In another part of the woodland that Fritzlar helps manage, lumberjacks are at work, chopping down a damaged beech tree, a predominant species in the area.
“The situation is catastrophic,” one of the workers calls out as he drags cut-down trees out of the underbrush with heavy machinery.
For generations, forests that cover one third of the country have been an integral part of Germany’s cultural heritage and identity.
But with so much of the woodland visibly in despair this year, the damage has shocked visiting Germans.
Fritzlar believes up to 30 percent of the older beech tree population in the managed part of Hainich has been severely damaged.
“We estimate that nearly 50,000 beech trees, which are more than a century old, are affected,” he said.
Dr. Tanja Sanders, head of forest ecology and biodiversity at the Thünen Institute, explains that some beech trees have suffered the equivalent of a sunburn during the droughts and are slowly dying.

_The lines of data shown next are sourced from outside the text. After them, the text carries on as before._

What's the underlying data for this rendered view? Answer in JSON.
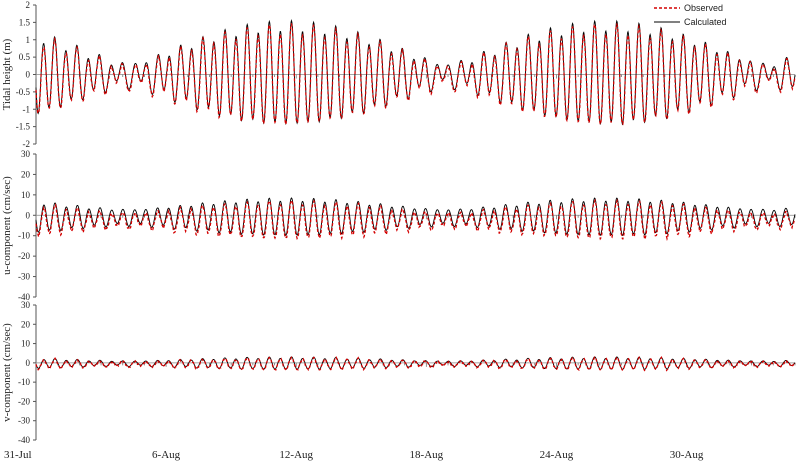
{
  "chart_data": {
    "type": "line",
    "legend_placement": "top-right",
    "legend": [
      {
        "label": "Observed",
        "color": "#d40000",
        "style": "dashed"
      },
      {
        "label": "Calculated",
        "color": "#000000",
        "style": "solid"
      }
    ],
    "x_axis": {
      "start_date": "31-Jul",
      "end_date": "4-Sep",
      "tick_labels": [
        "31-Jul",
        "6-Aug",
        "12-Aug",
        "18-Aug",
        "24-Aug",
        "30-Aug"
      ],
      "tick_days": [
        0,
        6,
        12,
        18,
        24,
        30
      ],
      "range_days": [
        0,
        35
      ]
    },
    "panels": [
      {
        "ylabel": "Tidal height (m)",
        "ylim": [
          -2,
          2
        ],
        "yticks": [
          -2,
          -1.5,
          -1,
          -0.5,
          0,
          0.5,
          1,
          1.5,
          2
        ],
        "ytick_labels": [
          "-2",
          "-1.5",
          "-1",
          "-0.5",
          "0",
          "0.5",
          "1",
          "1.5",
          "2"
        ],
        "series": [
          {
            "name": "Observed",
            "model": {
              "m2": 0.82,
              "s2": 0.55,
              "k1": 0.16,
              "offset": -0.05,
              "noise": 0.05
            }
          },
          {
            "name": "Calculated",
            "model": {
              "m2": 0.84,
              "s2": 0.56,
              "k1": 0.15,
              "offset": 0.0,
              "noise": 0.0
            }
          }
        ]
      },
      {
        "ylabel": "u-component (cm/sec)",
        "ylim": [
          -40,
          30
        ],
        "yticks": [
          -40,
          -30,
          -20,
          -10,
          0,
          10,
          20,
          30
        ],
        "ytick_labels": [
          "-40",
          "-30",
          "-20",
          "-10",
          "0",
          "10",
          "20",
          "30"
        ],
        "series": [
          {
            "name": "Observed",
            "model": {
              "m2": 6.0,
              "s2": 2.8,
              "k1": 1.0,
              "offset": -2.5,
              "noise": 0.9
            }
          },
          {
            "name": "Calculated",
            "model": {
              "m2": 6.2,
              "s2": 2.5,
              "k1": 0.8,
              "offset": -1.0,
              "noise": 0.0
            }
          }
        ]
      },
      {
        "ylabel": "v-component (cm/sec)",
        "ylim": [
          -40,
          30
        ],
        "yticks": [
          -40,
          -30,
          -20,
          -10,
          0,
          10,
          20,
          30
        ],
        "ytick_labels": [
          "-40",
          "-30",
          "-20",
          "-10",
          "0",
          "10",
          "20",
          "30"
        ],
        "series": [
          {
            "name": "Observed",
            "model": {
              "m2": 2.0,
              "s2": 0.9,
              "k1": 0.4,
              "offset": -0.6,
              "noise": 0.6
            }
          },
          {
            "name": "Calculated",
            "model": {
              "m2": 2.1,
              "s2": 0.9,
              "k1": 0.4,
              "offset": -0.3,
              "noise": 0.0
            }
          }
        ]
      }
    ]
  }
}
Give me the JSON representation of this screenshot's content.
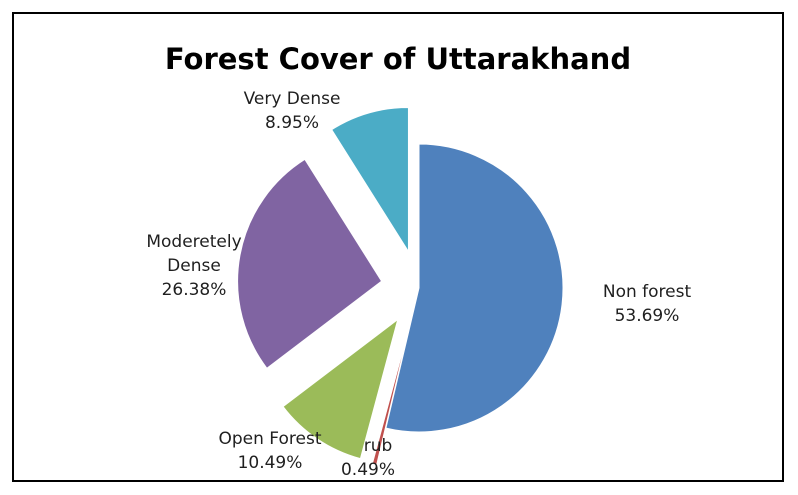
{
  "chart_data": {
    "type": "pie",
    "title": "Forest Cover of Uttarakhand",
    "slices": [
      {
        "name": "Non forest",
        "value": 53.69,
        "label_lines": [
          "Non forest",
          "53.69%"
        ],
        "color": "#4f81bd",
        "exploded": false
      },
      {
        "name": "Scrub",
        "value": 0.49,
        "label_lines": [
          "Scrub",
          "0.49%"
        ],
        "color": "#c0504d",
        "exploded": true
      },
      {
        "name": "Open Forest",
        "value": 10.49,
        "label_lines": [
          "Open Forest",
          "10.49%"
        ],
        "color": "#9bbb59",
        "exploded": true
      },
      {
        "name": "Moderetely Dense",
        "value": 26.38,
        "label_lines": [
          "Moderetely",
          "Dense",
          "26.38%"
        ],
        "color": "#8064a2",
        "exploded": true
      },
      {
        "name": "Very Dense",
        "value": 8.95,
        "label_lines": [
          "Very Dense",
          "8.95%"
        ],
        "color": "#4bacc6",
        "exploded": true
      }
    ],
    "legend": "none",
    "data_labels": "outside"
  }
}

Sanders said older trees in Hainich are likely to be taller, and so are more exposed to high temperatures and prone to leaf damage. At such heights, sucking up enough water can be a real effort.
“The question is whether the forest would have been growing here in this composition if humans had no influence,” she said.
“The spruce might be having problems as we planted it in locations that are not perfectly suitable for it. Beech trees likely were the natural vegetation in central Europe, but beech exposed to high radiation and having low humidity do suffer as well.”
Nearly half of the country’s forests are privately owned, and witnessing the death of so many trees can be devastating for the families who have built their livelihoods around them.
“These are family enterprises,” Larissa Schulz-Trieglaff, spokeswoman for the Association of German Forest Owners, said. “Some of them live only from the forest, and for them, it’s an existential crisis.”
Helge Bruelheide, professor of geobotany, at Martin Luther University in Halle, Germany, said that damage caused by drought has been seen in beech, spruce, birch, maple and even in more drought-resistant oak trees.
“It’s really dramatic. You can see it everywhere,” he said. “Driving around Germany, you will see dead patches of trees in many regions.”
And for people venturing out into the woodland to hike or relax, it can be tough, Bruelheide said. “You see a tree that’s dying, and you can’t do anything about it.”
For Hermann Mueller, 71, who heads a local hiking club with 58 members, the forest is an essential part of his life. Living close to Hainich, he has been hiking through the woods and across meadows since early childhood.
“It is our green lung. It hurts to see it ailing,” Mueller said.
“I never thought it would get so bad that you have to be afraid that branches fall on your head when you enter the woods,” Mueller said.
Bright yellow signs around the park now warn hikers of increased danger.
Climate change, and in particular the impact of heat waves and droughts on the forests, have been part of public discourse in Germany for months.
Front pages of Germany’s leading newspapers and magazines have been asking whether the country’s forests can still be saved.
In terms of what can be done about it, Bruelheide said tackling climate change is more of a long-term solution, but in the short-term there is no one simple remedy that can fix the “bleak” situation.
He said reforestation and the introduction of drought-resistant tree species are not a solve-it-all answer because it can be expensive and takes decades, while there is no guarantee that even oaks, which tolerate drought better, will do well.
Scientists, environmental organizations and representatives from Germany’s forest industry gathered in Berlin last month to discuss ways to help the forests.
"Every missing tree is a missing comrade-in-arms against climate change," agriculture minister Julia Klöckner told the public broadcaster SWR ahead of the summit, as Germany is mulling a 800 million euro ($880 million) rescue effort.
Back in Hainich, Fritzlar is convinced a mixed, tree species-rich forest is the answer.
“It’s a complex task that we face for the future,” he said. “This must be a wake-up call.”